Ketter didn’t know Pretti personally. But when he heard that another person had been shot in the city, he left his home in Andover and drove to Nicollet Avenue. He had already been attending anti-ICE demonstrations around Minneapolis and never imagined that an impassioned outburst would make him go viral.
But protest, it turns out, is nothing new for Ketter. In 2020, during the height of the George Floyd protests, he feared demonstrators might burn down his DreamHaven Bookstore & Comics on 38th Street after a neighboring shop was destroyed. In response, Ketter and a group of friends and family members slept outside the store to ensure it wasn’t set ablaze.

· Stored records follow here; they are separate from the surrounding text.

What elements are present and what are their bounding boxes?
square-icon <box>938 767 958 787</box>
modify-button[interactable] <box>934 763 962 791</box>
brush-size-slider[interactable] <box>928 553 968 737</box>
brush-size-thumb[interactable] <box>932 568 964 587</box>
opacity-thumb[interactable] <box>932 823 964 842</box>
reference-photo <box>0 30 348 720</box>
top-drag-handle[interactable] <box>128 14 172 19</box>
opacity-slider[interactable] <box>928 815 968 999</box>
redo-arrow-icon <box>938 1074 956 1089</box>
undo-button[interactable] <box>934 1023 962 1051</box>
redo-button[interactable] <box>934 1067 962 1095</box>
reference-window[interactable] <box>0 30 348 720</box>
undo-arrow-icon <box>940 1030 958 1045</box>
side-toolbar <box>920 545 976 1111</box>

That story, too, made national news.
Ketter has been running the bookstore since 1977, and over the decades, he says he has witnessed all manner of unrest and political conflict. Still, nothing has angered him as much as what he believes ICE agents are doing in the Twin Cities. He told USA Today that he drove to the site of the shooting hoping to see the agents’ faces, only to find them masked and firing tear gas, which he said felt like an attempt to “instigate” the situation.
These days, when something goes viral online, it often reveals what the public actually feels. Too often, news stories lack a human face or a clear voice, reduced instead to the administration’s claims — with any opposing reporting dismissed as “fake news.” Ketter said that in the immediate aftermath, his bookstore received a few hostile phone calls. “One guy called, asked to speak to the Communists here, asked if there were any Communists here,” Ketter recalled. “And I said, ‘Yeah, all of us,’ and he hung up.”
Still, after nearly 50 years of running the store, DreamHaven remains a beloved fixture for locals and visiting celebrities alike. Once figures like Patton Oswalt shared Ketter’s story online, book orders surged. Where the store typically handled about 10 orders a week, Ketter suddenly found himself processing roughly 300 orders in just a couple of days — until the website eventually crashed.
It may seem menial, but the message was clear: the people have spoken.